Od Autorki

Teksty oraz zdjęcia zamieszczone na tym blogu są mojego autorstwa (jeśli jest inaczej, podaję źródło), stanowią więc moją własność.
Nie wyrażam zgody na ich kopiowanie, cytowanie i rozpowszechnianie w jakiejkolwiek formie bez mojej wiedzy oraz bez podania adresu tego blogu.
(Ustawa o prawach autorskich - Dz.U. z dnia 4 lutego 1994 r., nr 24, poz. 83)

niedziela, 29 października 2017

2391. O krok dalej

I co tu zrobić z dodatkową godziną związaną ze zmianą czasu? Szczególnie kiedy pogoda za oknem wcale nie zachęca do wyjścia z domu? Już nie pamiętam tak deszczowego, pochmurnego, wietrznego i złowrogiego weekendu.

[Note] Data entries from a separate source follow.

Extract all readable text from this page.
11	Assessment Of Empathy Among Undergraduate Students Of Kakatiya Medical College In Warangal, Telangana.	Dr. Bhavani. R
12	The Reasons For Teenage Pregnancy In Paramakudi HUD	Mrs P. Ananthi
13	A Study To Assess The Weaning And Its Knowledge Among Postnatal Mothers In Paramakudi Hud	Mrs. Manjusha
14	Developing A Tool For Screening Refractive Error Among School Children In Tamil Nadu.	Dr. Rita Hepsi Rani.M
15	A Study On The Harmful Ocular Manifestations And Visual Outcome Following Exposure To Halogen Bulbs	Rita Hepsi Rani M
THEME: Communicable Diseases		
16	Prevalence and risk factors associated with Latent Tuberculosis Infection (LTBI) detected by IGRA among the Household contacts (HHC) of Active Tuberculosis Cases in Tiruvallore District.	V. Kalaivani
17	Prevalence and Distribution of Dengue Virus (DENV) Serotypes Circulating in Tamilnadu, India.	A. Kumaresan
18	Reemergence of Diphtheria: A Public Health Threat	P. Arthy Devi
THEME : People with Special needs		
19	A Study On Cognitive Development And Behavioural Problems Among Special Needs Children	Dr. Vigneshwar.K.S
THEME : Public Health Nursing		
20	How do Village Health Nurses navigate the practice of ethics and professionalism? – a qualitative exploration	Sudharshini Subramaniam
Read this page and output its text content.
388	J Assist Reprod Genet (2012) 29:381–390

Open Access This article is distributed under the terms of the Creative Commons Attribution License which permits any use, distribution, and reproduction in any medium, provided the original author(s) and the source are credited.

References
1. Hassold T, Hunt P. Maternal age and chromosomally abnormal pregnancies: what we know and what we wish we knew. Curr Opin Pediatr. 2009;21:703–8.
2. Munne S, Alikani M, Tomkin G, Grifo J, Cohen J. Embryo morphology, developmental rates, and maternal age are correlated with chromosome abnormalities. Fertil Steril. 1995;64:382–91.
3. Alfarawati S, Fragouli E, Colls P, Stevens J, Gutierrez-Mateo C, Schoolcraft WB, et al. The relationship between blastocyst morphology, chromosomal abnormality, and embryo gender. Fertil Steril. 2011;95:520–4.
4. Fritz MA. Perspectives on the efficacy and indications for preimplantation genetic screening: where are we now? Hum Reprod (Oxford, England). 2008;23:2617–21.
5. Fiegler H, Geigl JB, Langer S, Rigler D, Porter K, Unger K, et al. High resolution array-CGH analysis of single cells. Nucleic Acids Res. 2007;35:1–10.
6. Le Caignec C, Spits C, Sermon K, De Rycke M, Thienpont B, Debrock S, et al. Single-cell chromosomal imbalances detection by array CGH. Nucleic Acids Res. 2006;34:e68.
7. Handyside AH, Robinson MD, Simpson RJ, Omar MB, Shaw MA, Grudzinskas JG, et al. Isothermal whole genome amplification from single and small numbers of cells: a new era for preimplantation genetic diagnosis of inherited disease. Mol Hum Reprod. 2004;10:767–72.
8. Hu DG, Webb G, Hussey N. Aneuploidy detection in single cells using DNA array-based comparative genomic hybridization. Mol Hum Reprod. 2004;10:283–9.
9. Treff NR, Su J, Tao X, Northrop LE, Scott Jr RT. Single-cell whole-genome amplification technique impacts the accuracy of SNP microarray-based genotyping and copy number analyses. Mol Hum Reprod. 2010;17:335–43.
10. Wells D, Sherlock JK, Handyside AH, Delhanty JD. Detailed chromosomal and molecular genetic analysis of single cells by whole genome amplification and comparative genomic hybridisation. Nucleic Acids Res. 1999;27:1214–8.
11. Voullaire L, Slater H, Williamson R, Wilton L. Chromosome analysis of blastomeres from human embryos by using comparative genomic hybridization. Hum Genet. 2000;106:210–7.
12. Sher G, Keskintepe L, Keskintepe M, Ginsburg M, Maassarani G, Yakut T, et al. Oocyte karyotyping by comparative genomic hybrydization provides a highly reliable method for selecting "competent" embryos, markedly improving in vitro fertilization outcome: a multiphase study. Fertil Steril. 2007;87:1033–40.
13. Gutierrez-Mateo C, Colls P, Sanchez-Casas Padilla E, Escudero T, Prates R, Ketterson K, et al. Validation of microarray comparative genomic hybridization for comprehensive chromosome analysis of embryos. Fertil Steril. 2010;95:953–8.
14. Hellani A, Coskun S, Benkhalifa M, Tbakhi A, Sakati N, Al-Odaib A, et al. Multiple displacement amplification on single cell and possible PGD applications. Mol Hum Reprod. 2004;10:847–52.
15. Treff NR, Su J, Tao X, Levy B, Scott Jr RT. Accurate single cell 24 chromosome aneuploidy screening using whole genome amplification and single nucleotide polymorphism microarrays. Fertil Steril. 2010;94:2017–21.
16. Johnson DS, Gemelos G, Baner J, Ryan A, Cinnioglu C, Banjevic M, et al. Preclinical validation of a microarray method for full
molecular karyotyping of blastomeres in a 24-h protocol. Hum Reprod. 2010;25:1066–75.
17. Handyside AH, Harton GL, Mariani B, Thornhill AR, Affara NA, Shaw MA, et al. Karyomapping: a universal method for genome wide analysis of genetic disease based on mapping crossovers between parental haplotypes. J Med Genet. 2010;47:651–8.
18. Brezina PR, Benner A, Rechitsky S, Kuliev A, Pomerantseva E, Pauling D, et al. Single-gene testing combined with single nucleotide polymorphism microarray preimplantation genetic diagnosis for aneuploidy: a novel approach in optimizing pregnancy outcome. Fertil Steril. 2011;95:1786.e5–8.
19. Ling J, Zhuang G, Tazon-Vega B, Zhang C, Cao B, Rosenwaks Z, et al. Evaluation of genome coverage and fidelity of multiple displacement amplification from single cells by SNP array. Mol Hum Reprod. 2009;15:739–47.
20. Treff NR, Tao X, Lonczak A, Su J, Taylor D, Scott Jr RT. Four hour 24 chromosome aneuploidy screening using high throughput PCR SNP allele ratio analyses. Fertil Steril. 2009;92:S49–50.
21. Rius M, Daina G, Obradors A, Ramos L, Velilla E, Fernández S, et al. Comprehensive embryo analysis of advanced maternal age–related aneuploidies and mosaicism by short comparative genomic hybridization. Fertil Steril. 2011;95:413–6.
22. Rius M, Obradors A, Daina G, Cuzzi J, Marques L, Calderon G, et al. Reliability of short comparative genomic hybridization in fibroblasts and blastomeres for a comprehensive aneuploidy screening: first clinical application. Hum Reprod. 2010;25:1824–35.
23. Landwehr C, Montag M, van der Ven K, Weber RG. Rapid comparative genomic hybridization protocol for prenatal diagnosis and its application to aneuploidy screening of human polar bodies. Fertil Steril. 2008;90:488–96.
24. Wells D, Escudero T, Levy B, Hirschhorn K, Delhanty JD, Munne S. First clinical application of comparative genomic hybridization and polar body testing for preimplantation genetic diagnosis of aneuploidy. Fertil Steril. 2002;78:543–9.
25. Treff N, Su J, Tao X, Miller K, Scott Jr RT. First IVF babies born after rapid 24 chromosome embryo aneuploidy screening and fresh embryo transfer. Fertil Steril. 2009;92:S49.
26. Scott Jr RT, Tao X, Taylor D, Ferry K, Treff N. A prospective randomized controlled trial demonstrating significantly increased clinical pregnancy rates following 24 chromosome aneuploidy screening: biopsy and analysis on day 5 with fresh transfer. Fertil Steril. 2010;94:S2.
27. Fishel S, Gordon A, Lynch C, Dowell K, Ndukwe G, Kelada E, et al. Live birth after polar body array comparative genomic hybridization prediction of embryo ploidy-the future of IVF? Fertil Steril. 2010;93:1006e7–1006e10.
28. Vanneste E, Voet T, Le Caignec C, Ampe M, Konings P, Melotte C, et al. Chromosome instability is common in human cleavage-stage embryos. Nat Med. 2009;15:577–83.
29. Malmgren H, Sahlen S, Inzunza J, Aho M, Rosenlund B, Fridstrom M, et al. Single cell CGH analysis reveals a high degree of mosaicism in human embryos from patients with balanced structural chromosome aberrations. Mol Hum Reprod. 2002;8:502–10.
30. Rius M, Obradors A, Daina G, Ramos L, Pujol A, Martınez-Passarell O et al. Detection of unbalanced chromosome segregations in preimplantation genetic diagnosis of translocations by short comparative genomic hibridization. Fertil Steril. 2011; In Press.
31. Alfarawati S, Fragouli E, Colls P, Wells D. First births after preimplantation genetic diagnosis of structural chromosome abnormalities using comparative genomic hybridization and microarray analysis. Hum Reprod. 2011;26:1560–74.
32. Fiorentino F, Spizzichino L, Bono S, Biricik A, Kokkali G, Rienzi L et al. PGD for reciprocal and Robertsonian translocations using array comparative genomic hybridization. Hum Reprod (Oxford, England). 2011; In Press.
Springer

Rano, jak zawsze w niedzielę, usmażyłam jajecznicę na boczku, ze szczypiorkiem. Mąż zaparzył kawę i zieloną herbatę. Lubię te nasze małżeńskie rytuały. 

Potem "wypracowywaliśmy porozumienie" w pewnej, nurtującej nas, kwestii. Nie wyobrażam sobie bycia z drugim człowiekiem bez rozmowy na każdy temat. Cieszę się, że Dyrektor Wykonawczy podziela moje zdanie.

Niespiesznie i leniwie dokonaliśmy codziennych ablucji oraz innych czynności pielęgnacyjnych i upiększających. Fajnie, że można powoli, bez pośpiechu (i bez wyrzutów sumienia) zadbać o siebie.

Z dumą zaglądam do swojej chomiczej nory, czyli do łazienkowego kosza na bieliznę. Ubywa z niej coraz więcej kosmetyków, co świadczy o mojej silnej woli. Podobnie rzecz się ma z odzieżą - omijam ciucholandy szerokim łukiem.

Poza sporadycznym zakupem zużywającej się bielizny (ostatnio były to granatowe grubsze rajstopy oraz szmaragdowe majtki) żadnych grzechów nie popełniłam. No może oprócz zamówienia dwóch buteleczek wody toaletowej od koleżanki z pracy, która ochrzciła mnie "perfumoholikiem".

Nawet jeśli chodzi o biżuterię (kolczyki i bransoletki), a także ukochane książki, mocno ograniczyłam swoje potrzeby, kaprysy i zachciewajki. I choć wciąż jeszcze nie jestem wystarczająco z siebie zadowolona, bez wątpienia widzę światełko w tunelu.